Mechanical thrombectomy (MT) has emerged as an effective bailout strategy for the management of highly resistant intracoronary thrombi.1 Aspiration‑based devices, including the Penumbra system (Penumbra Inc., Alameda, California, United States), have demonstrated increasing applicability in coronary interventions, particularly in clinical scenarios, where effective thrombus removal is essential to achieve optimal reperfusion, especially after failure of conventional manual aspiration techniques.2,3
A 44‑year‑old previously untreated man was urgently admitted to a cardiology department with ST‑segment elevation myocardial infarction (STEMI). Electrocardiography performed on admission additionally showed atrial fibrillation. The patient reported no prior symptoms suggestive of coronary artery disease.
Emergency coronary angiography was performed (Figure 1A and 1B), identifying acute occlusion of the right coronary artery. The patient was qualified for primary percutaneous coronary intervention. An initial attempt at manual thrombectomy using a 7F catheter (Capturer, iVascular, Barcelona, Spain) was unsuccessful due to excessive thrombus burden. Subsequent intravascular ultrasonography confirmed extensive thrombus within the vessel lumen (Figure 1C). Therefore, MT was performed using the CAT RX system (Penumbra Inc.), followed by adjunctive intracoronary thrombolysis with alteplase (30 mg). This approach resulted in effective removal of the thromboembolic material and restoration of the coronary flow, achieving thrombolysis in myocardial infarction flow grade 3 (Figure 1D).

During the periprocedural period, the patient experienced cardiac arrest due to ventricular fibrillation.

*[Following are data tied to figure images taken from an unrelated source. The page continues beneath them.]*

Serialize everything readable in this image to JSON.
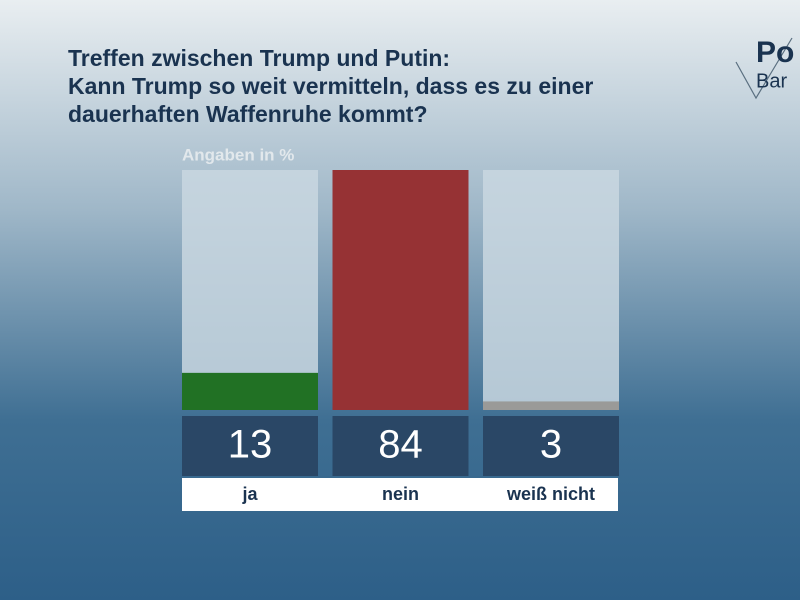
{
  "chart_data": {
    "type": "bar",
    "title": [
      "Treffen zwischen Trump und Putin:",
      "Kann Trump so weit vermitteln, dass es zu einer",
      "dauerhaften Waffenruhe kommt?"
    ],
    "subtitle": "Angaben in %",
    "logo": [
      "Po",
      "Bar"
    ],
    "categories": [
      "ja",
      "nein",
      "weiß nicht"
    ],
    "values": [
      13,
      84,
      3
    ],
    "colors": [
      "#217124",
      "#963234",
      "#9a9a98"
    ],
    "ylim": [
      0,
      84
    ]
  }
}
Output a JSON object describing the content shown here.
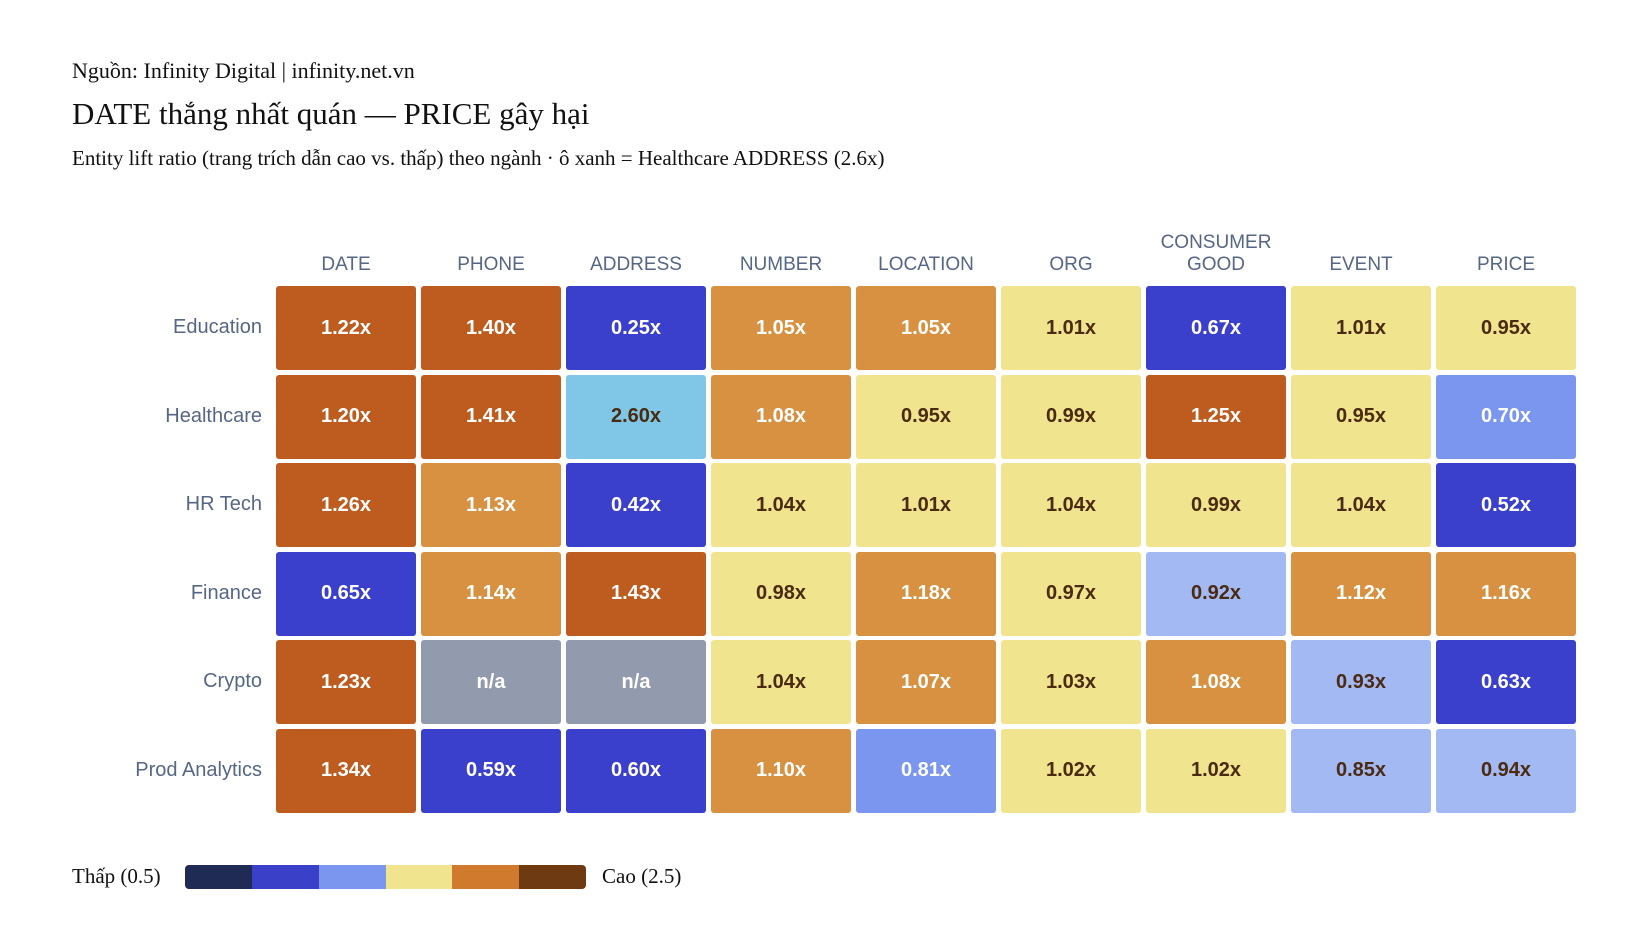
{
  "chart_data": {
    "type": "heatmap",
    "source": "Nguồn: Infinity Digital | infinity.net.vn",
    "title": "DATE thắng nhất quán — PRICE gây hại",
    "subtitle": "Entity lift ratio (trang trích dẫn cao vs. thấp) theo ngành · ô xanh = Healthcare ADDRESS (2.6x)",
    "x": [
      "DATE",
      "PHONE",
      "ADDRESS",
      "NUMBER",
      "LOCATION",
      "ORG",
      "CONSUMER GOOD",
      "EVENT",
      "PRICE"
    ],
    "y": [
      "Education",
      "Healthcare",
      "HR Tech",
      "Finance",
      "Crypto",
      "Prod Analytics"
    ],
    "values": [
      [
        1.22,
        1.4,
        0.25,
        1.05,
        1.05,
        1.01,
        0.67,
        1.01,
        0.95
      ],
      [
        1.2,
        1.41,
        2.6,
        1.08,
        0.95,
        0.99,
        1.25,
        0.95,
        0.7
      ],
      [
        1.26,
        1.13,
        0.42,
        1.04,
        1.01,
        1.04,
        0.99,
        1.04,
        0.52
      ],
      [
        0.65,
        1.14,
        1.43,
        0.98,
        1.18,
        0.97,
        0.92,
        1.12,
        1.16
      ],
      [
        1.23,
        null,
        null,
        1.04,
        1.07,
        1.03,
        1.08,
        0.93,
        0.63
      ],
      [
        1.34,
        0.59,
        0.6,
        1.1,
        0.81,
        1.02,
        1.02,
        0.85,
        0.94
      ]
    ],
    "value_labels": [
      [
        "1.22x",
        "1.40x",
        "0.25x",
        "1.05x",
        "1.05x",
        "1.01x",
        "0.67x",
        "1.01x",
        "0.95x"
      ],
      [
        "1.20x",
        "1.41x",
        "2.60x",
        "1.08x",
        "0.95x",
        "0.99x",
        "1.25x",
        "0.95x",
        "0.70x"
      ],
      [
        "1.26x",
        "1.13x",
        "0.42x",
        "1.04x",
        "1.01x",
        "1.04x",
        "0.99x",
        "1.04x",
        "0.52x"
      ],
      [
        "0.65x",
        "1.14x",
        "1.43x",
        "0.98x",
        "1.18x",
        "0.97x",
        "0.92x",
        "1.12x",
        "1.16x"
      ],
      [
        "1.23x",
        "n/a",
        "n/a",
        "1.04x",
        "1.07x",
        "1.03x",
        "1.08x",
        "0.93x",
        "0.63x"
      ],
      [
        "1.34x",
        "0.59x",
        "0.60x",
        "1.10x",
        "0.81x",
        "1.02x",
        "1.02x",
        "0.85x",
        "0.94x"
      ]
    ],
    "colors": [
      [
        "#bd5c1e",
        "#bd5c1e",
        "#3a40cc",
        "#d79140",
        "#d79140",
        "#f0e48e",
        "#3a40cc",
        "#f0e48e",
        "#f0e48e"
      ],
      [
        "#bd5c1e",
        "#bd5c1e",
        "#80c6e6",
        "#d79140",
        "#f0e48e",
        "#f0e48e",
        "#bd5c1e",
        "#f0e48e",
        "#7b96ee"
      ],
      [
        "#bd5c1e",
        "#d79140",
        "#3a40cc",
        "#f0e48e",
        "#f0e48e",
        "#f0e48e",
        "#f0e48e",
        "#f0e48e",
        "#3a40cc"
      ],
      [
        "#3a40cc",
        "#d79140",
        "#bd5c1e",
        "#f0e48e",
        "#d79140",
        "#f0e48e",
        "#a3b9f3",
        "#d79140",
        "#d79140"
      ],
      [
        "#bd5c1e",
        "#929aae",
        "#929aae",
        "#f0e48e",
        "#d79140",
        "#f0e48e",
        "#d79140",
        "#a3b9f3",
        "#3a40cc"
      ],
      [
        "#bd5c1e",
        "#3a40cc",
        "#3a40cc",
        "#d79140",
        "#7b96ee",
        "#f0e48e",
        "#f0e48e",
        "#a3b9f3",
        "#a3b9f3"
      ]
    ],
    "colorscale": [
      "#1f2a55",
      "#3a40c8",
      "#7b96ee",
      "#f0e48e",
      "#d07a2e",
      "#6e3a12"
    ],
    "legend_low": "Thấp (0.5)",
    "legend_high": "Cao (2.5)"
  }
}
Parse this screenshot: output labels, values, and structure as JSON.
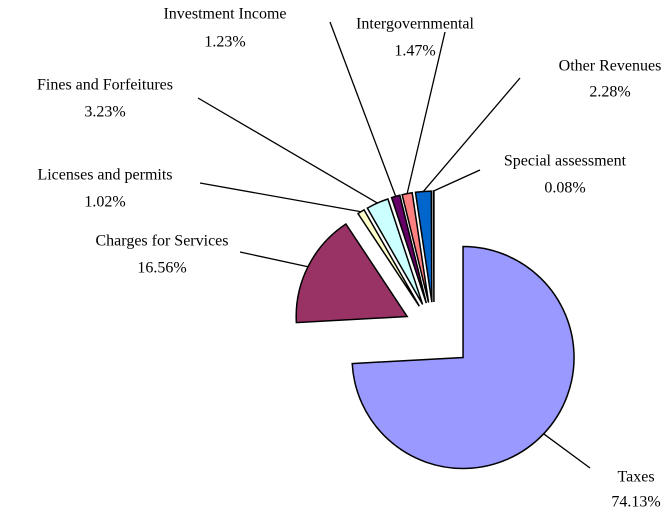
{
  "chart_data": {
    "type": "pie",
    "categories": [
      "Taxes",
      "Charges for Services",
      "Licenses and permits",
      "Fines and Forfeitures",
      "Investment Income",
      "Intergovernmental",
      "Other Revenues",
      "Special assessment"
    ],
    "values": [
      74.13,
      16.56,
      1.02,
      3.23,
      1.23,
      1.47,
      2.28,
      0.08
    ],
    "value_labels": [
      "74.13%",
      "16.56%",
      "1.02%",
      "3.23%",
      "1.23%",
      "1.47%",
      "2.28%",
      "0.08%"
    ],
    "colors": [
      "#9999ff",
      "#993366",
      "#ffffcc",
      "#ccffff",
      "#660066",
      "#ff8080",
      "#0066cc",
      "#ccccff"
    ]
  }
}
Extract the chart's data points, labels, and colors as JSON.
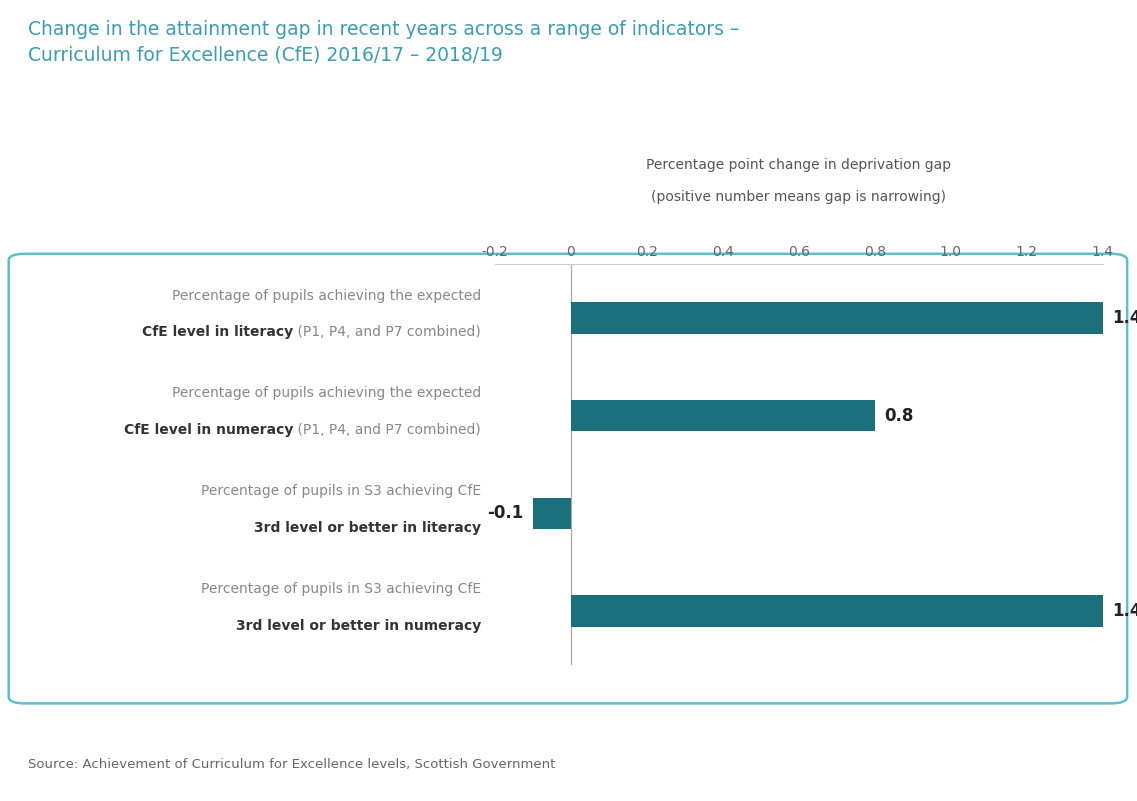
{
  "title_line1": "Change in the attainment gap in recent years across a range of indicators –",
  "title_line2": "Curriculum for Excellence (CfE) 2016/17 – 2018/19",
  "xlabel_line1": "Percentage point change in deprivation gap",
  "xlabel_line2": "(positive number means gap is narrowing)",
  "source": "Source: Achievement of Curriculum for Excellence levels, Scottish Government",
  "categories": [
    {
      "line1": "Percentage of pupils achieving the expected",
      "bold": "CfE level in literacy",
      "normal_suffix": " (P1, P4, and P7 combined)"
    },
    {
      "line1": "Percentage of pupils achieving the expected",
      "bold": "CfE level in numeracy",
      "normal_suffix": " (P1, P4, and P7 combined)"
    },
    {
      "line1": "Percentage of pupils in S3 achieving CfE",
      "bold": "3rd level or better in literacy",
      "normal_suffix": ""
    },
    {
      "line1": "Percentage of pupils in S3 achieving CfE",
      "bold": "3rd level or better in numeracy",
      "normal_suffix": ""
    }
  ],
  "values": [
    1.4,
    0.8,
    -0.1,
    1.4
  ],
  "value_labels": [
    "1.4",
    "0.8",
    "-0.1",
    "1.4"
  ],
  "bar_color": "#1a6f7a",
  "title_color": "#3a9db5",
  "label_color_normal": "#888888",
  "label_color_bold": "#333333",
  "value_label_color": "#222222",
  "xlim": [
    -0.2,
    1.4
  ],
  "xticks": [
    -0.2,
    0.0,
    0.2,
    0.4,
    0.6,
    0.8,
    1.0,
    1.2,
    1.4
  ],
  "xtick_labels": [
    "-0.2",
    "0",
    "0.2",
    "0.4",
    "0.6",
    "0.8",
    "1.0",
    "1.2",
    "1.4"
  ],
  "bar_height": 0.32,
  "box_color": "#5bbfcc",
  "background_color": "#ffffff",
  "title_fontsize": 13.5,
  "label_fontsize": 10,
  "value_fontsize": 12,
  "xtick_fontsize": 10,
  "source_fontsize": 9.5
}
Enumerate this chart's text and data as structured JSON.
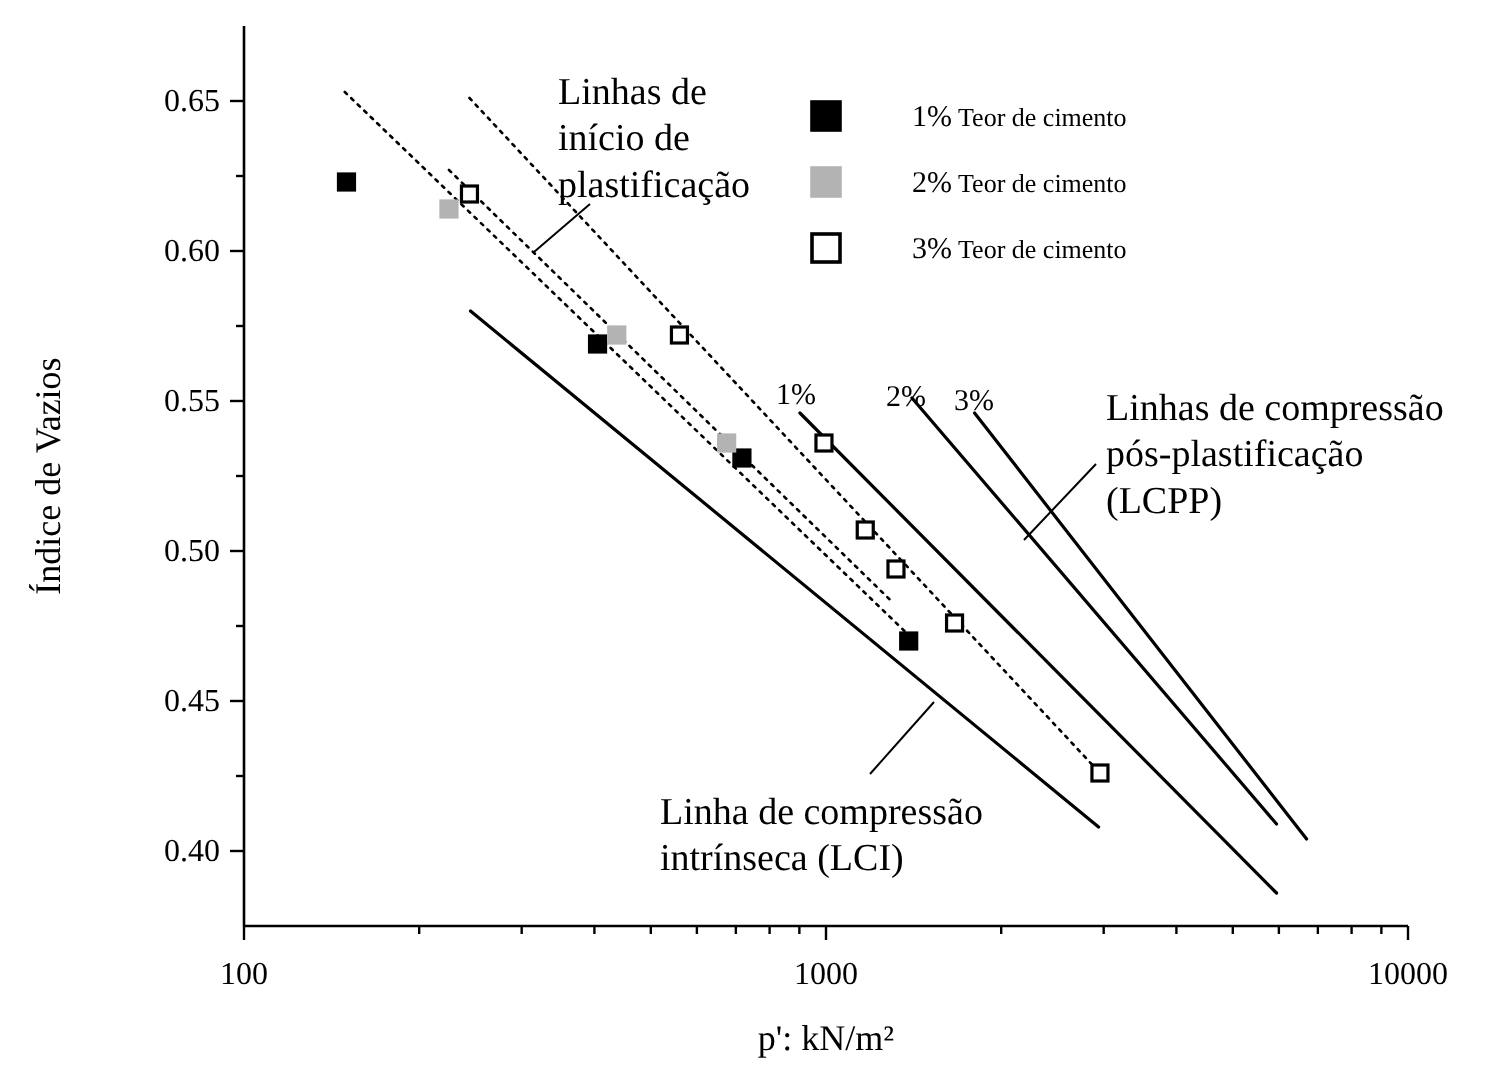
{
  "chart_data": {
    "type": "scatter",
    "xlabel": "p': kN/m²",
    "ylabel": "Índice de Vazios",
    "log": "x",
    "xlim": [
      100,
      10000
    ],
    "ylim": [
      0.375,
      0.675
    ],
    "xticks": [
      100,
      {
        "value": 200,
        "label": null
      },
      {
        "value": 300,
        "label": null
      },
      {
        "value": 400,
        "label": null
      },
      {
        "value": 500,
        "label": null
      },
      {
        "value": 600,
        "label": null
      },
      {
        "value": 700,
        "label": null
      },
      {
        "value": 800,
        "label": null
      },
      {
        "value": 900,
        "label": null
      },
      1000,
      {
        "value": 2000,
        "label": null
      },
      {
        "value": 3000,
        "label": null
      },
      {
        "value": 4000,
        "label": null
      },
      {
        "value": 5000,
        "label": null
      },
      {
        "value": 6000,
        "label": null
      },
      {
        "value": 7000,
        "label": null
      },
      {
        "value": 8000,
        "label": null
      },
      {
        "value": 9000,
        "label": null
      },
      10000
    ],
    "yticks": [
      {
        "value": 0.4,
        "label": "0.40"
      },
      {
        "value": 0.425,
        "label": null
      },
      {
        "value": 0.45,
        "label": "0.45"
      },
      {
        "value": 0.475,
        "label": null
      },
      {
        "value": 0.5,
        "label": "0.50"
      },
      {
        "value": 0.525,
        "label": null
      },
      {
        "value": 0.55,
        "label": "0.55"
      },
      {
        "value": 0.575,
        "label": null
      },
      {
        "value": 0.6,
        "label": "0.60"
      },
      {
        "value": 0.625,
        "label": null
      },
      {
        "value": 0.65,
        "label": "0.65"
      }
    ],
    "grid": false,
    "legend": "top right",
    "marker": "square",
    "series": [
      {
        "name": "1% Teor de cimento",
        "color": "#000000",
        "x": [
          150,
          405,
          717,
          1387
        ],
        "values": [
          0.623,
          0.569,
          0.531,
          0.47
        ]
      },
      {
        "name": "2% Teor de cimento",
        "color": "#b3b3b3",
        "x": [
          225,
          437,
          675
        ],
        "values": [
          0.614,
          0.572,
          0.536
        ]
      },
      {
        "name": "3% Teor de cimento",
        "color": "#ffffff",
        "x": [
          244,
          560,
          992,
          1168,
          1319,
          1663,
          2956
        ],
        "values": [
          0.619,
          0.572,
          0.536,
          0.507,
          0.494,
          0.476,
          0.426
        ]
      },
      {
        "type": "line",
        "color": "#000000",
        "line_style": "dotted",
        "marker": "none",
        "x": [
          149,
          1387
        ],
        "values": [
          0.653,
          0.472
        ]
      },
      {
        "type": "line",
        "color": "#000000",
        "line_style": "dotted",
        "marker": "none",
        "x": [
          225,
          1300
        ],
        "values": [
          0.627,
          0.483
        ]
      },
      {
        "type": "line",
        "color": "#000000",
        "line_style": "dotted",
        "marker": "none",
        "x": [
          244,
          2956
        ],
        "values": [
          0.651,
          0.426
        ]
      },
      {
        "type": "line",
        "color": "#000000",
        "line_style": "solid",
        "marker": "none",
        "x": [
          245,
          2940
        ],
        "values": [
          0.58,
          0.408
        ]
      },
      {
        "type": "line",
        "color": "#000000",
        "line_style": "solid",
        "marker": "none",
        "x": [
          902,
          5945
        ],
        "values": [
          0.546,
          0.386
        ]
      },
      {
        "type": "line",
        "color": "#000000",
        "line_style": "solid",
        "marker": "none",
        "x": [
          1405,
          5945
        ],
        "values": [
          0.551,
          0.409
        ]
      },
      {
        "type": "line",
        "color": "#000000",
        "line_style": "solid",
        "marker": "none",
        "x": [
          1800,
          6695
        ],
        "values": [
          0.546,
          0.404
        ]
      }
    ],
    "annotations": [
      "Linhas de\ninício de\nplastificação",
      "Linhas de compressão\npós-plastificação\n(LCPP)",
      "Linha de compressão\nintrínseca (LCI)",
      "1%",
      "2%",
      "3%"
    ]
  }
}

Immediate defibrillation was successful, and sinus rhythm was restored.
Follow‑up angiography of the right coronary artery performed 1 week later (Figure 1E) under optical coherence tomography guidance (Figure 1F) demonstrated only minor atherosclerotic lesions. Optical coherence tomography showed a small amount of residual thrombotic material without evidence of plaque rupture. Transesophageal echocardiography showed no thrombus within the cardiac chambers. Based on these findings, the patient was qualified for further conservative management.
Mechanical thrombus aspiration systems, such as the CAT RX device, are primarily used in neurovascular interventions, and data on their application in patients with acute coronary syndromes remain limited. In individuals presenting with STEMI without significant underlying atherosclerotic plaques, the need for adjunctive techniques, such as MT, is infrequent. Therefore, evidence regarding the use of these devices in such patients is scarce.
Moreover, STEMI is usually associated with heavily calcified lesions and smaller vessel lumen diameters,4 which further restricts the availability of clinical data on MT in this population.
Nevertheless, the existing evidence on mechanical thrombus aspiration systems, including the Penumbra platform, suggests that their use may reduce the incidence of the no‑reflow phenomenon.5 Furthermore, the CAT RX system has technical features that support its effectiveness. Its small distal profile facilitates coronary deliverability, while a dedicated pump provides continuous high negative pressure. Unlike manual syringe‑based systems, it enables sustained aspiration, potentially improving removal of large or organized thrombi, particularly in the cases of extensive and resistant intracoronary thrombus burden.
Therefore, such devices may represent a valuable therapeutic option in patients at an increased risk of no‑reflow, even in the presence of only a single risk factor, particularly in the cases of highly resistant intracoronary thrombi, as illustrated in this report.